« Le comportement du PSI20 est une copie de l’économie nationale, peu diversifiée, mais surtout avec une composante technologique très réduite dans le gâteau mondial. Désormais, dans un monde où la technologie vaut déjà plus que les secteurs traditionnels, il est naturel que le comportement du PSI20 soit également très en deçà des autres principaux indices », selon l’analyste d’ActivTrades Mário Martins.

Henrique Tomé, de XTB, a un avis similaire, estimant qu’en raison de la dynamique de l’économie portugaise et des sociétés très cotées qui sont sur le PSI20, « ce n’est pas un indice attrayant en termes d’investissement ».

« Le PSI20 se remet encore de l’effet pandémique.
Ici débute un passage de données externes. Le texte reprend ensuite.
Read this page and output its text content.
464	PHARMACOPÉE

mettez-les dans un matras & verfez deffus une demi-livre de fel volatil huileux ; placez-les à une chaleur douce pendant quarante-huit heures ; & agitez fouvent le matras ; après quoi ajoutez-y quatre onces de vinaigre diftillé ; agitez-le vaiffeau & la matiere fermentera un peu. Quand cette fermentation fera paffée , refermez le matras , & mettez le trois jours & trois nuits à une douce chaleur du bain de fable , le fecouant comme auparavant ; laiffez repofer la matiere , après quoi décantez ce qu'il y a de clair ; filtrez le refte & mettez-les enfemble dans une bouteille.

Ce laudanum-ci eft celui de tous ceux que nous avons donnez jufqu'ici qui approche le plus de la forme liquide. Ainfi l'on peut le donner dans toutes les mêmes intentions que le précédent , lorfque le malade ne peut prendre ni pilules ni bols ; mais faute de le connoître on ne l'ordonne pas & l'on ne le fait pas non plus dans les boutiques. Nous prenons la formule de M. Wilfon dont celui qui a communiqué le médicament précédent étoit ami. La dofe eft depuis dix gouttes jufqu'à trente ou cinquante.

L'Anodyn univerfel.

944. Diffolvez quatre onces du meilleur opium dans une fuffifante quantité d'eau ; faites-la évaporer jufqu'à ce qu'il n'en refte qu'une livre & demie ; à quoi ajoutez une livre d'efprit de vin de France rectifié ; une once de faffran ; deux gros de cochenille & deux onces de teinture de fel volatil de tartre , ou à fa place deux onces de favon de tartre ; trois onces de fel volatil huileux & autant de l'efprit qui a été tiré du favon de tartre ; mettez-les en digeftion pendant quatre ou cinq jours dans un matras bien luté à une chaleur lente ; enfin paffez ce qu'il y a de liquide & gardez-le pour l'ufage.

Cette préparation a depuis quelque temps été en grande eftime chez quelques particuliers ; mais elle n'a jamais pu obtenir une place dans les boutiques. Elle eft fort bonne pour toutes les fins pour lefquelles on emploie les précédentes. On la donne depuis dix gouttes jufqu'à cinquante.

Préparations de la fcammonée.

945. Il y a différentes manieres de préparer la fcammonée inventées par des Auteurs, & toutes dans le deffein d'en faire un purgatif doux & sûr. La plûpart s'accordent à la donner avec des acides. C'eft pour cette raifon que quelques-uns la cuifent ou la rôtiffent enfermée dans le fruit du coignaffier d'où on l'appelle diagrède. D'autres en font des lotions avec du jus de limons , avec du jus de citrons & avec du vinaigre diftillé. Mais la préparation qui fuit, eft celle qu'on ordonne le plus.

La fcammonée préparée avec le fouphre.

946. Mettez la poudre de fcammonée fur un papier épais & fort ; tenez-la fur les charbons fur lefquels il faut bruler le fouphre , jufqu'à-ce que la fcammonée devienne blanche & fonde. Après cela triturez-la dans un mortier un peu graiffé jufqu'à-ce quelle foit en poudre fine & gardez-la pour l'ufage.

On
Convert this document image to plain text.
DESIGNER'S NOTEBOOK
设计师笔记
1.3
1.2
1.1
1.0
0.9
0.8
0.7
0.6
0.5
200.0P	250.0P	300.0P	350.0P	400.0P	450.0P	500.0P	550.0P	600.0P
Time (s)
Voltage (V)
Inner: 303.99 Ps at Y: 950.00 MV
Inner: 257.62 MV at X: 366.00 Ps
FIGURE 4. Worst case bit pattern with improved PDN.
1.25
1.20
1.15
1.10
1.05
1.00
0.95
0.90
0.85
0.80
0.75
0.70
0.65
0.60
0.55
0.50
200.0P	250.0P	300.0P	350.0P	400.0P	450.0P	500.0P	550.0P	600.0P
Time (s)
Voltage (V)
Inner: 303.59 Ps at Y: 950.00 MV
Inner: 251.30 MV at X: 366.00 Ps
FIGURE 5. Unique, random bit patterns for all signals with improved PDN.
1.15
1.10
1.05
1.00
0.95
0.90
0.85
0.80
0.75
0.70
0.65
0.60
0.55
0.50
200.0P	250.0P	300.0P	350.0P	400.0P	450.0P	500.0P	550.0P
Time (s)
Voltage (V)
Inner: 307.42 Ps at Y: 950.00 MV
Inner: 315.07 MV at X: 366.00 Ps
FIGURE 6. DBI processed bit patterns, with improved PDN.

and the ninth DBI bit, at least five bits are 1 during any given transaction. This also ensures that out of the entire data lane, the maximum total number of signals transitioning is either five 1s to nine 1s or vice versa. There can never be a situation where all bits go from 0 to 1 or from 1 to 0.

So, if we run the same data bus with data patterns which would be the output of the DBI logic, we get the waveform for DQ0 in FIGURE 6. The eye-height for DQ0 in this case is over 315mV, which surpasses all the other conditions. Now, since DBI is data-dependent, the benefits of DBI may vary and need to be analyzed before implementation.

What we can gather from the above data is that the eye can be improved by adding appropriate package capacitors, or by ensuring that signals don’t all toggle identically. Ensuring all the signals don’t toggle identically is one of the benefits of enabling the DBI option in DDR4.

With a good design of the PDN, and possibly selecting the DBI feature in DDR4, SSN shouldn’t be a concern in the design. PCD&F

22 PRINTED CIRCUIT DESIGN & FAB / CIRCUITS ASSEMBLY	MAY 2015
À un moment où les indices américains et européens atteignent de nouveaux sommets, le PSI20 annule les pertes », a-t-il déclaré.

Début février 2020, il était à 5 458 points et ce vendredi, il a clôturé à 5 488 points, juste au-dessus.

Le président de Maxyield — Clube dos Pequenos Acionistas, Carlos Rodrigues, a déclaré que, jusqu’à fin août, le rythme de croissance du PSI20 a été proche de celui des indices européens et américains, mais il suit « avec retard le titre reprise du marché au niveau international ». Soit dit en passant, considérez que le PSI20 est dans une zone de résistance.

Concernant le changement de nom, annoncé par Euronext de PSI20 à PSI, qui interviendra en mars 2022, Henrique Tomé le voit comme positif, car « cela n’a aucun sens d’avoir des sociétés cotées en bourse lorsque la performance de ces sociétés est franchement bas ».

« La qualité vaut mieux que la quantité. Le nouveau nom est juste et les nouvelles mesures viennent de bénéficier à moyen/long terme aux performances du PSI20 », a-t-il déclaré.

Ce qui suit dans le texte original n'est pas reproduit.